Norwegens Frauen an der Macht

Gesetz über Frauenquote in Unternehmensführungen hat sich bewährt

  • André Anwar, Stockholm
  • Lesedauer: 3 Min.
In Norwegen müssen 40 Prozent der Aufsichtsräte weiblich sein. Befürchtungen, dass die Stellen nun mit schlechter Qualifizierten besetzt werden, gelten nach über zwei Jahren Frauenquote als unberechtigt.

Eine »Quotenfrau« zu sein – von diesem Komplex scheinen sich Frauen in Norwegens Aufsichtsräten seit der Einführung einer Quote Anfang 2008 weiter zu emanzipieren. »Qualifizierte Quotenfrau«, sei schließlich redlicher, als jahrelang mit den Chefs Fußball zu spielen und in der Sauna Karrierepläne zu schmieden, unken die Norwegerinnen inzwischen selbstbewusst.

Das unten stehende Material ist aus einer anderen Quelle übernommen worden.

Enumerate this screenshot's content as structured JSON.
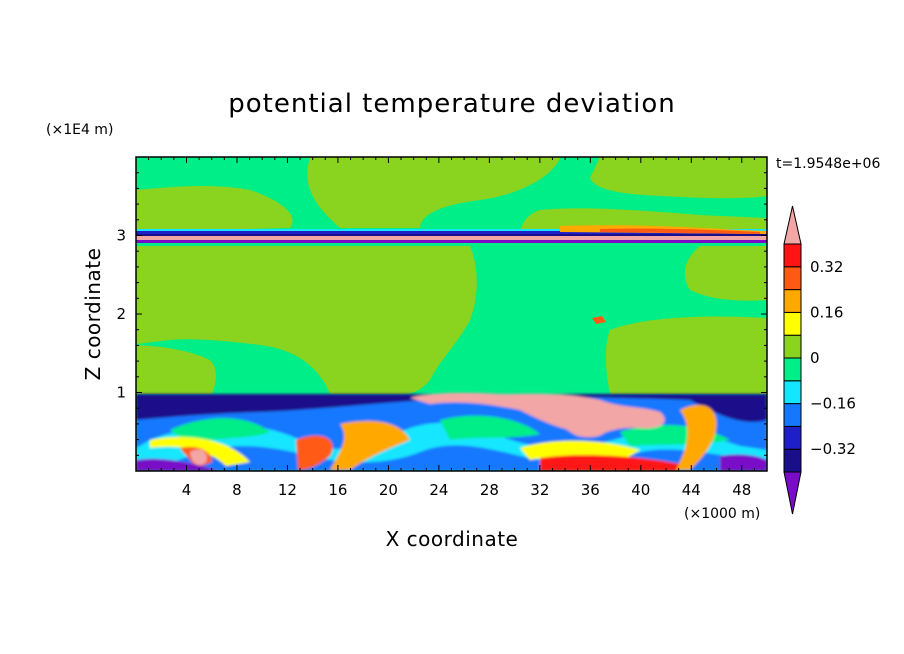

Ausgerechnet der damalige bürgerliche Wirtschaftsminister Ansgar Gabrielsen drohte Unternehmen bereits 2002: »Wenn nicht mehr Frauen in die Aufsichtsräte kommen, werden wir sie gesetzlich dazu zwingen«. Gesagt, getan. Ab 2006 lebten die Unternehmen mit der Gewissheit um das kommende, damals weltweit einmalige Gesetz. Ihm zufolge müssen börsennotierte Unternehmen die Aufsichtsräte zu möglichst gleichen Teilen aus Männern und Frauen zusammensetzen. In einem Gremium mit vier bis fünf Mitgliedern müssen von beiden Geschlechtern zwei Vertreter dabei sein, bei sechs bis acht Posten mindestens drei Männer und drei Frauen. Ab zehn Mitgliedern gilt eine Quote von 40 Prozent je Geschlecht. Die Regelung betraf über 520 private Aktiengesellschaften (AG) und den staatlichen Sektor. AGs, die die Quote nicht erfüllten, sollten maximal zwei Mahnungen bekommen, danach würden sie »zwangsaufgelöst«.

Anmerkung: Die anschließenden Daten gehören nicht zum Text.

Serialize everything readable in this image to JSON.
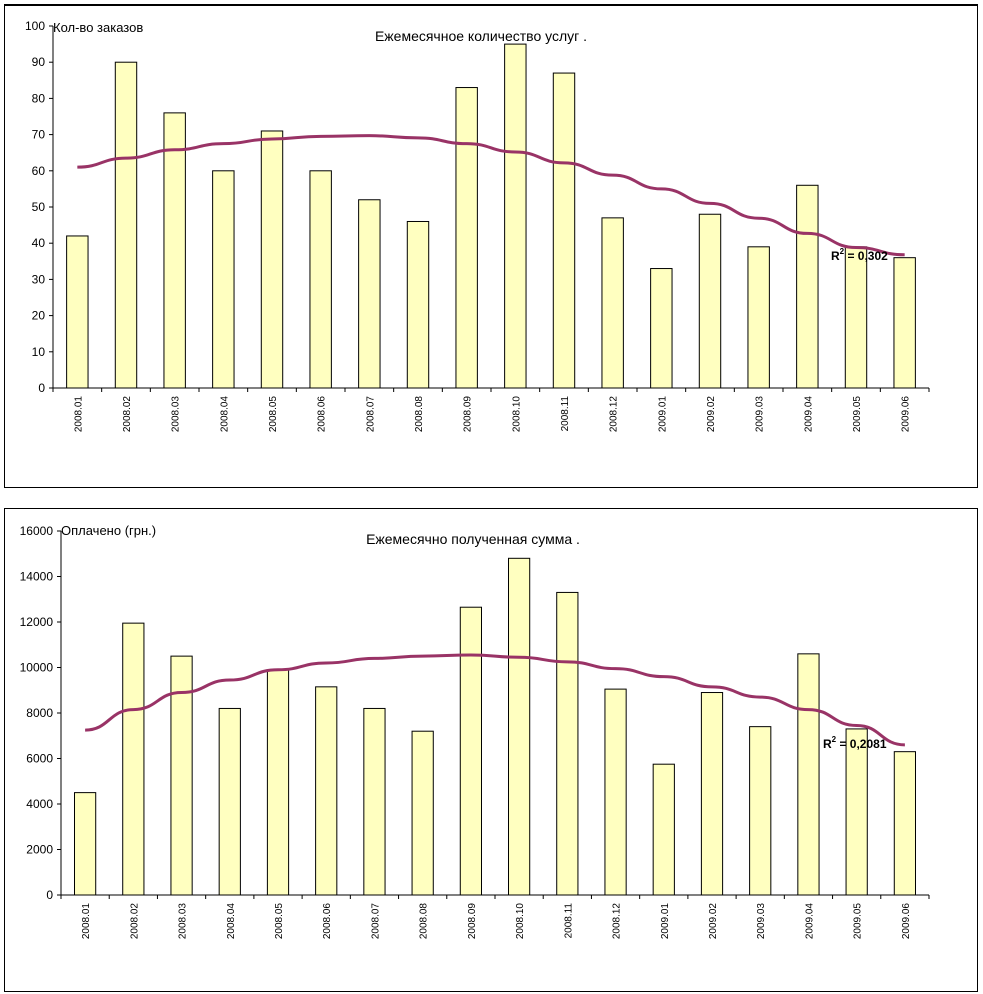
{
  "chart_data": [
    {
      "type": "bar",
      "title": "Ежемесячное количество услуг .",
      "ylabel": "Кол-во заказов",
      "xlabel": "",
      "ylim": [
        0,
        100
      ],
      "yticks": [
        0,
        10,
        20,
        30,
        40,
        50,
        60,
        70,
        80,
        90,
        100
      ],
      "categories": [
        "2008.01",
        "2008.02",
        "2008.03",
        "2008.04",
        "2008.05",
        "2008.06",
        "2008.07",
        "2008.08",
        "2008.09",
        "2008.10",
        "2008.11",
        "2008.12",
        "2009.01",
        "2009.02",
        "2009.03",
        "2009.04",
        "2009.05",
        "2009.06"
      ],
      "values": [
        42,
        90,
        76,
        60,
        71,
        60,
        52,
        46,
        83,
        95,
        87,
        47,
        33,
        48,
        39,
        56,
        39,
        36
      ],
      "trendline": {
        "type": "polynomial",
        "r2_label": "R",
        "r2_sup": "2",
        "r2_value": " = 0,302",
        "values": [
          61,
          63.5,
          65.8,
          67.5,
          68.8,
          69.5,
          69.7,
          69.1,
          67.5,
          65.2,
          62.2,
          58.8,
          55.0,
          51.0,
          46.9,
          42.7,
          38.8,
          36.8
        ]
      },
      "grid": false,
      "legend": "none",
      "colors": {
        "bar_fill": "#ffffc0",
        "bar_stroke": "#000000",
        "trend": "#993366"
      }
    },
    {
      "type": "bar",
      "title": "Ежемесячно полученная сумма .",
      "ylabel": "Оплачено (грн.)",
      "xlabel": "",
      "ylim": [
        0,
        16000
      ],
      "yticks": [
        0,
        2000,
        4000,
        6000,
        8000,
        10000,
        12000,
        14000,
        16000
      ],
      "categories": [
        "2008.01",
        "2008.02",
        "2008.03",
        "2008.04",
        "2008.05",
        "2008.06",
        "2008.07",
        "2008.08",
        "2008.09",
        "2008.10",
        "2008.11",
        "2008.12",
        "2009.01",
        "2009.02",
        "2009.03",
        "2009.04",
        "2009.05",
        "2009.06"
      ],
      "values": [
        4500,
        11950,
        10500,
        8200,
        9900,
        9150,
        8200,
        7200,
        12650,
        14800,
        13300,
        9050,
        5750,
        8900,
        7400,
        10600,
        7300,
        6300
      ],
      "trendline": {
        "type": "polynomial",
        "r2_label": "R",
        "r2_sup": "2",
        "r2_value": " = 0,2081",
        "values": [
          7250,
          8150,
          8900,
          9450,
          9900,
          10200,
          10400,
          10500,
          10550,
          10450,
          10250,
          9950,
          9600,
          9150,
          8700,
          8150,
          7450,
          6600
        ]
      },
      "grid": false,
      "legend": "none",
      "colors": {
        "bar_fill": "#ffffc0",
        "bar_stroke": "#000000",
        "trend": "#993366"
      }
    }
  ]
}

Im norwegischen Wohlfahrtsstaat, in dem Erdölreichtum und Förderunternehmen staatlich sind, ist man eine starke staatliche Hand gewöhnt. Vor allem die volkswirtschaftlich bedeutenden staatlichen Unternehmen gingen denn auch als folgsame Musterschüler voran.

Das Ergebnis: Zu Zwangsauflösungen kam es nicht. Aber der Frauenanteil in den Aufsichtsräten hat sich mehr als verdoppelt – auf 44 Prozent (Schweiz: 7, Deutschland und Frankreich: 8, Großbritannien 11). Und die Welle breitet sich aus: Selbst in kleineren Gesellschaften, für die die Regelung nicht bindend ist, stieg der Anteil auf über 30 Prozent. Vor Einführung des Gesetzes hatten nur 17,5 Prozent der Firmen solche Quoten.

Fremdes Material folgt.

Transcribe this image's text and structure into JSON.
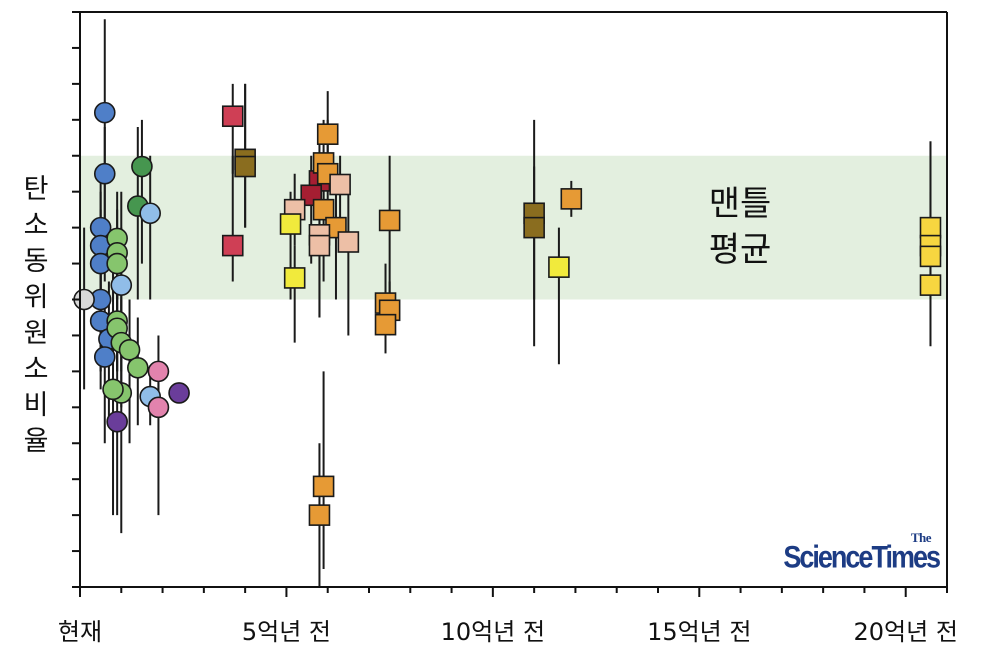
{
  "chart_data": {
    "type": "scatter",
    "title": "",
    "ylabel": "탄소동위원소비율",
    "ylabel_chars": [
      "탄",
      "소",
      "동",
      "위",
      "원",
      "소",
      "비",
      "율"
    ],
    "xlabel": "",
    "x_unit": "억년 전 (hundred million years ago)",
    "xlim": [
      0,
      21
    ],
    "ylim": [
      -8,
      8
    ],
    "y_ticks": [
      -8,
      -7,
      -6,
      -5,
      -4,
      -3,
      -2,
      -1,
      0,
      1,
      2,
      3,
      4,
      5,
      6,
      7,
      8
    ],
    "x_ticks": [
      {
        "x": 0,
        "label": "현재"
      },
      {
        "x": 5,
        "label": "5억년 전"
      },
      {
        "x": 10,
        "label": "10억년 전"
      },
      {
        "x": 15,
        "label": "15억년 전"
      },
      {
        "x": 20,
        "label": "20억년 전"
      }
    ],
    "band": {
      "y_min": 0,
      "y_max": 4,
      "label_lines": [
        "맨틀",
        "평균"
      ],
      "color": "#e3efdf"
    },
    "series": [
      {
        "marker": "circle",
        "color": "#4f7fc8",
        "points": [
          {
            "x": 0.6,
            "y": 5.2,
            "lo": 1.0,
            "hi": 7.8
          },
          {
            "x": 0.6,
            "y": 3.5,
            "lo": 0.5,
            "hi": 4.8
          },
          {
            "x": 0.5,
            "y": 2.0,
            "lo": 0.0,
            "hi": 3.5
          },
          {
            "x": 0.5,
            "y": 1.5,
            "lo": -1.0,
            "hi": 3.0
          },
          {
            "x": 0.5,
            "y": 1.0,
            "lo": -2.0,
            "hi": 2.5
          },
          {
            "x": 0.5,
            "y": 0.0,
            "lo": -2.0,
            "hi": 1.5
          },
          {
            "x": 0.5,
            "y": -0.6,
            "lo": -2.5,
            "hi": 1.0
          },
          {
            "x": 0.7,
            "y": -1.1,
            "lo": -3.5,
            "hi": 0.5
          },
          {
            "x": 0.6,
            "y": -1.6,
            "lo": -4.0,
            "hi": 0.0
          }
        ]
      },
      {
        "marker": "circle",
        "color": "#86c56d",
        "points": [
          {
            "x": 0.9,
            "y": 1.7,
            "lo": 0.0,
            "hi": 3.0
          },
          {
            "x": 0.9,
            "y": 1.3,
            "lo": 0.0,
            "hi": 2.5
          },
          {
            "x": 0.9,
            "y": 1.0,
            "lo": -0.5,
            "hi": 2.0
          },
          {
            "x": 0.9,
            "y": -0.6,
            "lo": -2.0,
            "hi": 0.5
          },
          {
            "x": 0.9,
            "y": -0.8,
            "lo": -2.0,
            "hi": 0.5
          },
          {
            "x": 1.0,
            "y": -1.2,
            "lo": -3.0,
            "hi": 0.0
          },
          {
            "x": 1.2,
            "y": -1.4,
            "lo": -4.0,
            "hi": 0.0
          },
          {
            "x": 1.4,
            "y": -1.9,
            "lo": -3.5,
            "hi": -0.5
          },
          {
            "x": 1.0,
            "y": -2.6,
            "lo": -6.5,
            "hi": 3.0
          },
          {
            "x": 0.8,
            "y": -2.5,
            "lo": -6.0,
            "hi": 1.0
          }
        ]
      },
      {
        "marker": "circle",
        "color": "#46964f",
        "points": [
          {
            "x": 1.5,
            "y": 3.7,
            "lo": 1.0,
            "hi": 5.0
          },
          {
            "x": 1.4,
            "y": 2.6,
            "lo": 0.0,
            "hi": 4.8
          }
        ]
      },
      {
        "marker": "circle",
        "color": "#90bde8",
        "points": [
          {
            "x": 1.7,
            "y": 2.4,
            "lo": 0.0,
            "hi": 4.0
          },
          {
            "x": 1.0,
            "y": 0.4,
            "lo": -2.0,
            "hi": 2.0
          },
          {
            "x": 1.7,
            "y": -2.7,
            "lo": -3.5,
            "hi": -2.0
          }
        ]
      },
      {
        "marker": "circle",
        "color": "#e283ad",
        "points": [
          {
            "x": 1.9,
            "y": -2.0,
            "lo": -3.0,
            "hi": -1.0
          },
          {
            "x": 1.9,
            "y": -3.0,
            "lo": -6.0,
            "hi": -2.0
          }
        ]
      },
      {
        "marker": "circle",
        "color": "#6a3d9a",
        "points": [
          {
            "x": 2.4,
            "y": -2.6,
            "lo": -2.6,
            "hi": -2.6
          },
          {
            "x": 0.9,
            "y": -3.4,
            "lo": -6.0,
            "hi": -1.0
          }
        ]
      },
      {
        "marker": "circle",
        "color": "#d9d9d9",
        "points": [
          {
            "x": 0.1,
            "y": 0.0,
            "lo": -2.5,
            "hi": 2.0
          }
        ]
      },
      {
        "marker": "square",
        "color": "#cf3f55",
        "points": [
          {
            "x": 3.7,
            "y": 5.1,
            "lo": 3.5,
            "hi": 6.0
          },
          {
            "x": 3.7,
            "y": 1.5,
            "lo": 0.5,
            "hi": 4.0
          }
        ]
      },
      {
        "marker": "square",
        "color": "#a51e32",
        "points": [
          {
            "x": 5.8,
            "y": 3.3,
            "lo": 2.5,
            "hi": 4.5
          },
          {
            "x": 5.6,
            "y": 2.9,
            "lo": 1.0,
            "hi": 4.0
          }
        ]
      },
      {
        "marker": "square",
        "color": "#8a6d1f",
        "points": [
          {
            "x": 4.0,
            "y": 3.9,
            "lo": 2.0,
            "hi": 6.0
          },
          {
            "x": 4.0,
            "y": 3.7,
            "lo": 2.0,
            "hi": 6.0
          },
          {
            "x": 11.0,
            "y": 2.4,
            "lo": -1.3,
            "hi": 3.7
          },
          {
            "x": 11.0,
            "y": 2.0,
            "lo": 0.0,
            "hi": 5.0
          }
        ]
      },
      {
        "marker": "square",
        "color": "#e69a35",
        "points": [
          {
            "x": 6.0,
            "y": 4.6,
            "lo": 3.0,
            "hi": 5.8
          },
          {
            "x": 5.9,
            "y": 3.8,
            "lo": 2.5,
            "hi": 5.0
          },
          {
            "x": 6.0,
            "y": 3.5,
            "lo": 2.5,
            "hi": 5.0
          },
          {
            "x": 5.9,
            "y": 2.5,
            "lo": 0.5,
            "hi": 4.0
          },
          {
            "x": 6.2,
            "y": 2.0,
            "lo": 0.0,
            "hi": 3.0
          },
          {
            "x": 7.5,
            "y": 2.2,
            "lo": -1.0,
            "hi": 4.0
          },
          {
            "x": 11.9,
            "y": 2.8,
            "lo": 2.3,
            "hi": 3.3
          },
          {
            "x": 7.4,
            "y": -0.1,
            "lo": -1.0,
            "hi": 1.0
          },
          {
            "x": 7.5,
            "y": -0.3,
            "lo": -1.0,
            "hi": 0.5
          },
          {
            "x": 7.4,
            "y": -0.7,
            "lo": -1.5,
            "hi": 0.0
          },
          {
            "x": 5.9,
            "y": -5.2,
            "lo": -7.5,
            "hi": -2.0
          },
          {
            "x": 5.8,
            "y": -6.0,
            "lo": -8.0,
            "hi": -4.0
          }
        ]
      },
      {
        "marker": "square",
        "color": "#edbfa6",
        "points": [
          {
            "x": 5.2,
            "y": 2.5,
            "lo": 1.5,
            "hi": 3.5
          },
          {
            "x": 6.3,
            "y": 3.2,
            "lo": 1.5,
            "hi": 4.0
          },
          {
            "x": 5.8,
            "y": 1.8,
            "lo": -0.5,
            "hi": 3.0
          },
          {
            "x": 5.8,
            "y": 1.5,
            "lo": -0.5,
            "hi": 3.0
          },
          {
            "x": 6.5,
            "y": 1.6,
            "lo": -1.0,
            "hi": 3.0
          }
        ]
      },
      {
        "marker": "square",
        "color": "#f1ea3c",
        "points": [
          {
            "x": 5.1,
            "y": 2.1,
            "lo": 0.0,
            "hi": 3.0
          },
          {
            "x": 5.2,
            "y": 0.6,
            "lo": -1.2,
            "hi": 1.5
          },
          {
            "x": 11.6,
            "y": 0.9,
            "lo": -1.8,
            "hi": 2.0
          }
        ]
      },
      {
        "marker": "square",
        "color": "#f7d640",
        "points": [
          {
            "x": 20.6,
            "y": 2.0,
            "lo": 1.0,
            "hi": 4.4
          },
          {
            "x": 20.6,
            "y": 1.5,
            "lo": 0.0,
            "hi": 4.4
          },
          {
            "x": 20.6,
            "y": 1.2,
            "lo": 0.0,
            "hi": 3.0
          },
          {
            "x": 20.6,
            "y": 0.4,
            "lo": -1.3,
            "hi": 1.0
          }
        ]
      }
    ]
  },
  "logo": {
    "the": "The",
    "main": "ScienceTimes"
  }
}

Nur die Vorsitzenden der Aufsichtsräte bleiben bis heute zu 94 Prozent Männer. Zum einen soll das daran liegen, dass das Gesetz noch nicht lange genug besteht. Zudem hätten Frauen nach wie vor den Konkurrenznachteil, in der Mutterschaft aussteigen zu müssen. Die Diskussion dreht sich aber nicht mehr darum, ob eine gesetzliche Quote rechtens ist.

Selbst die norwegische Arbeitgeberorganisation NHO warb von Anfang an für die Vorteile einer möglichst schnellen Umsetzung. »Ein Mangel an qualifizierten Frauen gab es nicht«, sagt NHO Sprecherin Sigrun Vågeng. Norwegerinnen gelten zudem im Durchschnitt als besser ausgebildet als Männer. Dazu ermöglichte die Regelung Unternehmenschefs die Erneuerung und oft auch Verjüngung der Führungsspitze ohne interne Machtkämpfe.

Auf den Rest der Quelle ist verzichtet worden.